Ian omitted telling her that Freddie Sterling was on a list of men who’d danced with Diana and tried to assume liberties.
Sterling had once grazed his hands over Diana’s bottom before she’d seamlessly made him stumble onto his face on the dance floor.
Ian had vindictively waited for Sterling to sink himself into debt before luring him into a game he had no chance of ever winning.
“Poor Freddie.” Her tone was full of mock sorrow. “He should have known better than to play with the Devil of the Docklands.”
“Don’t call me that.”
His voice was low, suddenly grave.
Diana went very still.
They both stared at each other, daring the other to speak first, until Hepburn arrived with a delivery of letters.
“It’s from Mrs. Turner.” Ian sliced his letter-opener through the seal and scanned the note. “Jared woke briefly, was ill, then returned to his stupor.”
“I suppose that’s good news?”
“The doctor says it’s small progress. Turner says the journalists are still staked outside the house.”
Diana hummed as she read her own letter. “Amelia reports they’re at Rives House as well. She told Mrs. Turner that I’m staying with her to avoid them.”
“What is Miss Hunter’s involvement in all of this?”
She kept her eyes on the note and sipped her whisky quietly.
Her silence needled him; she’d chosen reticence rather than overtly lie to him again. “Exactly how long have you been planning all this?”
“That’s not the question you want answered,” she replied carefully. “You want to know why events unfolded as they did.”
He hated she knew this about him.
“Don’t deny your hand.” If she’d been a man, he would have accused her of behaving unsportsmanlike. “You orchestrated every piece of what happened today.”
“I’m neither that talented nor that spiteful.”
“So when you found out about Jared’s transgressions, you didn’t set out to ruin him completely?”
Diana slammed the whisky glass on the table and rose to her feet with such swiftness she vibrated. “We both know that the one person responsible for Jared’s ruination is Jared. You’ve spent most of your life cleaning up after him. To what end?”
As Ian closed the distance between them, he caught the whisper of violets mixed with the scent of the soap Hepburn used to launder his shirt. It roused hot and forbidden imaginings of how else their scents and their bodies could combine.
“Why does it matter to you what I do?” he demanded.
She leaned closer, and his body followed, pulled by some outside unequal force toward her.

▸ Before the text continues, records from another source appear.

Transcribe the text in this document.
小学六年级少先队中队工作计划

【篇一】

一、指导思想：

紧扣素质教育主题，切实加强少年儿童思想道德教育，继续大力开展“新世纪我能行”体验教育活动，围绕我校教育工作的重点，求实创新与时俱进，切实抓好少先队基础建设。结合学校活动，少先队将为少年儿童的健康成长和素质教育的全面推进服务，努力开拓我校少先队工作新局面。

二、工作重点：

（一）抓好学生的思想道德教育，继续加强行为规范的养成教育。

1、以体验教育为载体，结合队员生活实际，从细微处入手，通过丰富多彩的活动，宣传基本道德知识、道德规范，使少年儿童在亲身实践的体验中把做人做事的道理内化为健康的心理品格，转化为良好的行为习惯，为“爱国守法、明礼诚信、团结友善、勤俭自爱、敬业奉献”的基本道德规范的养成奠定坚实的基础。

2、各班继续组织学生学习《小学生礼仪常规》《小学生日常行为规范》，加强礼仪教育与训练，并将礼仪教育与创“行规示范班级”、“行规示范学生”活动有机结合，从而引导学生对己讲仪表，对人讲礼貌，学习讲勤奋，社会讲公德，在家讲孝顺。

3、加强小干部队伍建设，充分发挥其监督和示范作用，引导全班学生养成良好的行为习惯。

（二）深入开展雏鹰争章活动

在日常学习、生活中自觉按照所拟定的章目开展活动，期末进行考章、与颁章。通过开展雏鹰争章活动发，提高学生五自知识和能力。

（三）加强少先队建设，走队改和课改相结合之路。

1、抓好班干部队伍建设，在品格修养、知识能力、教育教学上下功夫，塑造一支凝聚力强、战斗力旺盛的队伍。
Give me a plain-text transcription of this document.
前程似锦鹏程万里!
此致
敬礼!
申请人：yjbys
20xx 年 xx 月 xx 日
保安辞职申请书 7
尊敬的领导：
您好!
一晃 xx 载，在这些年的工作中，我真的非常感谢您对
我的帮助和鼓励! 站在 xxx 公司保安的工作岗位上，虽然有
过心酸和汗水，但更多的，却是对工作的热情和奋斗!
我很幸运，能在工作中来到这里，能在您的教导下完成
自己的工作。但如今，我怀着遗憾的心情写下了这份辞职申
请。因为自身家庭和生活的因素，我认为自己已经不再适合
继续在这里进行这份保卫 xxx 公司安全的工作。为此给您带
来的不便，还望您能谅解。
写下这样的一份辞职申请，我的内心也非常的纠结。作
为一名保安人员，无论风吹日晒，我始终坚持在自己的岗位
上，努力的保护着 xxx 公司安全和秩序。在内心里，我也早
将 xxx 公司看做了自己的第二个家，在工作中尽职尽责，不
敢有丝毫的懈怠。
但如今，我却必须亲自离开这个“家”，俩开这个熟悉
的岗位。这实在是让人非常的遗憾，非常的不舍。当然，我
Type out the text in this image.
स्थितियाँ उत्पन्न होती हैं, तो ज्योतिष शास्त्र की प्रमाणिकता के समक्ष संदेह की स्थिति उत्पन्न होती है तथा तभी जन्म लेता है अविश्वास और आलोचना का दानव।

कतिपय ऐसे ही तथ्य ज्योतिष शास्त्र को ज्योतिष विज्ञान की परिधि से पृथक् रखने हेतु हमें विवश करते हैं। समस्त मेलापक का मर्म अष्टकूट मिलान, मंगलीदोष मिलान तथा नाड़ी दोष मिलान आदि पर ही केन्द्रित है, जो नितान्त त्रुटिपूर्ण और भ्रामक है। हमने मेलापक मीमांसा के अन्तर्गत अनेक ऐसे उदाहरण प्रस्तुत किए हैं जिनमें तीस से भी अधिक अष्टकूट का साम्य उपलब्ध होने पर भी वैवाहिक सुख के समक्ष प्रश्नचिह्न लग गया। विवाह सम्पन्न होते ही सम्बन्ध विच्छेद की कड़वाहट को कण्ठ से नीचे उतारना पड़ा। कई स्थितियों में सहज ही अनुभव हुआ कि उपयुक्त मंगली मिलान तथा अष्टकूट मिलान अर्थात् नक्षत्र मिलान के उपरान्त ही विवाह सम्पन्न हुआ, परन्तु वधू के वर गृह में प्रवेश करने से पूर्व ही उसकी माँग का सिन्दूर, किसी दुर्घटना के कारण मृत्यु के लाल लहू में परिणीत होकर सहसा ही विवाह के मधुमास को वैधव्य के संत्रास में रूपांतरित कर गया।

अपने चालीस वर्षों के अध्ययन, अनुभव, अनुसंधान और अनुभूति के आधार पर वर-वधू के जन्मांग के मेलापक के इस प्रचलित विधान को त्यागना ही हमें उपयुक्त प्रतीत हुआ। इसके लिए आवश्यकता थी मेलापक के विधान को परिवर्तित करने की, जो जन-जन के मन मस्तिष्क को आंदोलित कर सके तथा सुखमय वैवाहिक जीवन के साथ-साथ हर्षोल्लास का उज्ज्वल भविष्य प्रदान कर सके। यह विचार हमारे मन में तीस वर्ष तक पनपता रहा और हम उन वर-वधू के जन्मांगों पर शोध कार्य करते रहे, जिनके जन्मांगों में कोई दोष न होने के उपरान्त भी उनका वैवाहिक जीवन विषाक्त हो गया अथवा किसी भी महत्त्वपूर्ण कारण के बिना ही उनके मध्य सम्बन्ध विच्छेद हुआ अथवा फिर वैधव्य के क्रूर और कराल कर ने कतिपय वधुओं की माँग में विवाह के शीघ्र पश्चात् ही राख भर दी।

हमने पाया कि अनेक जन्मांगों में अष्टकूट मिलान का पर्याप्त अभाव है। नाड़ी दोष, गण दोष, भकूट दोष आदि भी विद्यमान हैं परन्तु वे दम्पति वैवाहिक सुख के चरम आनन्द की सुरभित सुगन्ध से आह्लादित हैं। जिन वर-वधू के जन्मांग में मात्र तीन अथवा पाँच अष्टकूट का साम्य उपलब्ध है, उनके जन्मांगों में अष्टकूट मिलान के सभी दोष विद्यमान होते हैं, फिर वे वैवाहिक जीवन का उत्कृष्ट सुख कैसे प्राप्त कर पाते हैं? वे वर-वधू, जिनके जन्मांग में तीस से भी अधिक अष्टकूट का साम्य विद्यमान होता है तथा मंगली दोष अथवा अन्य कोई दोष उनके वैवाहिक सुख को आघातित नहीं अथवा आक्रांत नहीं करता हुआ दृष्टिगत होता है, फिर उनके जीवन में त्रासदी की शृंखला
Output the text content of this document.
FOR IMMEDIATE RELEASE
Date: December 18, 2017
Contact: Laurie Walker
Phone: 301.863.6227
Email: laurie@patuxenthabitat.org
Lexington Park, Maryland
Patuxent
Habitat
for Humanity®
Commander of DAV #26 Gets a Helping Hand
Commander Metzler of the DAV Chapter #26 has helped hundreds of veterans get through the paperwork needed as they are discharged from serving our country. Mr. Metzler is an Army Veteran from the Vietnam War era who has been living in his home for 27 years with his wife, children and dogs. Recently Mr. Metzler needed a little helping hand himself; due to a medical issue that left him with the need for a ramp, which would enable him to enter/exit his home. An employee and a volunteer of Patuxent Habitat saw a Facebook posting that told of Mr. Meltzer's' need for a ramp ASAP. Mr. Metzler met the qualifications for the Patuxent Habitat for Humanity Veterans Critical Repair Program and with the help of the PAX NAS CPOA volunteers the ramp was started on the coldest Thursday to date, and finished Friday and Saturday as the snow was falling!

“You matter, Ian,” she said softly.
His heart soared for a brief, jubilant moment.
Before he realized she’d stopped short of saying he mattered to her.
Ian backed away and poured himself another drink. “I never thought you’d go through with marrying Jared. At first, it seemed like a dare. Or a threat. Because of what happened that night you made the promise to my father, and what I said after the attack.”
He swallowed. “I hurt you worse than those miscreants tried to. And it wouldn’t be far-fetched to believe you needed to hurt me back.”
An interval elapsed where the only sound in the room was an intermittent pop from the coals tumbling in the fireplace.
Eventually, Diana murmured, “That night… It wasn’t what you thought, what everyone thought.”
“A dying man made a last request for you to marry his son.”